The Blackstock Road
Most residents of Spartanburg have no doubt spent some time on Blackstock Road. It is one of the most frequently traveled in the county, especially where it traverses the west side of the City of Spartanburg near West Gate Mall. As they travel on it, though, they may not realize that it is one of the oldest roads in the South Carolina upcountry and takes its name from the place where the Battle of Blackstock's was fought in 1780.
The Blackstock family was among the earliest to settle in the region, settling on the south side of the Tyger River in modern-day Union County prior to the outbreak of the American Revolution. Even before the Battle of Blackstock's was fought on the rolling hills overlooking the Tyger River at Blackstock's Plantation, the family gave its name to the road that forded the Tyger behind their home.

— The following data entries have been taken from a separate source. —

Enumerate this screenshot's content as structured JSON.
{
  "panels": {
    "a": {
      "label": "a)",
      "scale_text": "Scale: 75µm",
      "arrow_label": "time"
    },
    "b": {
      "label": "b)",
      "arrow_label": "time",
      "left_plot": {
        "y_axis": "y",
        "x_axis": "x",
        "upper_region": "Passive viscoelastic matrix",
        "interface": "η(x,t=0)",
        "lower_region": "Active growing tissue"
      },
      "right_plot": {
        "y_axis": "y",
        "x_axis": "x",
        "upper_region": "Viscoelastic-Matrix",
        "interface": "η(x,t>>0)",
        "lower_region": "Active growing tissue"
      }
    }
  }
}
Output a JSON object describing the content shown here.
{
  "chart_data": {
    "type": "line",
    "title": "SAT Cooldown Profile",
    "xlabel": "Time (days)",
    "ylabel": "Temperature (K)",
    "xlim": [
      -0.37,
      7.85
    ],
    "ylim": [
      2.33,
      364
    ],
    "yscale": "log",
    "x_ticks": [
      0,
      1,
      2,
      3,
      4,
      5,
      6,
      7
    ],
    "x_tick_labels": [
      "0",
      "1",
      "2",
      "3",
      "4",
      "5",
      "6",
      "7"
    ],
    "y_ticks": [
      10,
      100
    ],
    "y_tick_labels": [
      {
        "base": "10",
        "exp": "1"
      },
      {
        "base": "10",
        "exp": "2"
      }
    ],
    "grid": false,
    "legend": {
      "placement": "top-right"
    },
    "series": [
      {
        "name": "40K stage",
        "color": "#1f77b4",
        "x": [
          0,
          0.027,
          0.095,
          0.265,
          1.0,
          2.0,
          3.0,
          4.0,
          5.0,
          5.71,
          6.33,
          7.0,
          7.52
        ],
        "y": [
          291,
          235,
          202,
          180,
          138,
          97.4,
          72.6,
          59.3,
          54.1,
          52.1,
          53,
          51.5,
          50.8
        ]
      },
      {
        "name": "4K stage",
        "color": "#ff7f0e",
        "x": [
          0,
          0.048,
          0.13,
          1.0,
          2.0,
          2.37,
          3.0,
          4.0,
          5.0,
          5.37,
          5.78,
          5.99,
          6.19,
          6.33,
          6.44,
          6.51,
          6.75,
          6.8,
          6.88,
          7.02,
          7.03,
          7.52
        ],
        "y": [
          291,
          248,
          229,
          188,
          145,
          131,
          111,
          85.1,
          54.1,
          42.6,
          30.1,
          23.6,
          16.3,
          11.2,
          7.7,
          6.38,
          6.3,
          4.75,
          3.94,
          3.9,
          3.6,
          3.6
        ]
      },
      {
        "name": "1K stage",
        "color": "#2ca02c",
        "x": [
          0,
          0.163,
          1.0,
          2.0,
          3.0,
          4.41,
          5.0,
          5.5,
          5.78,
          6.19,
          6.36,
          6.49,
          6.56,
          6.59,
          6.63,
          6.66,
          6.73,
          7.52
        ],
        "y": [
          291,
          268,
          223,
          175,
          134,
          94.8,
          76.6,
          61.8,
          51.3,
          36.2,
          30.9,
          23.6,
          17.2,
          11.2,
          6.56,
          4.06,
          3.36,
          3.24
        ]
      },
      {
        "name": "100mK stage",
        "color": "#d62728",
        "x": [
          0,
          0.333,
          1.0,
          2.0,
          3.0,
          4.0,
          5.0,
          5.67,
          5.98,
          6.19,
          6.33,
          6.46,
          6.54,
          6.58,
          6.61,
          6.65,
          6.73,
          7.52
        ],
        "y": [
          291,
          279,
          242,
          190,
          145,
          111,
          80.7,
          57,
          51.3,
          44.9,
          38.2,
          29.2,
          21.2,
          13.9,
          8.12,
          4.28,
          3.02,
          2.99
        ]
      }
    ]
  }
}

The earliest known maps of the Spartanburg area show the road fording the Tyger River at Blackstock's before continuing northwest to join another road south of a branch of Fairforest Creek near what is now the City of Spartanburg. By 1825, Blackstock Road extended from there all the way to North Carolina through the northwestern part of Spartanburg County. By the latter part of the 19th century, the road had changed little though the section from the Town of Inman (founded in 1882) to the NC/SC line was referred to as Howard Gap Road. In the first half of the 20th century, the crossing of the Tyger River at Blackstock's Ford was abandoned for a bridge crossing a little upstream and by the last half of the 20th century, much of what remained of the road was subsumed into SC Highway 56 in the southern part of the county, though much of it still exists very near its original route, especially through Pauline and near Inman.
No doubt all of the changes to the road and the development around it would render it unrecognizable by anyone who travelled it in the 18th century, but the name of the road would surely ring a bell.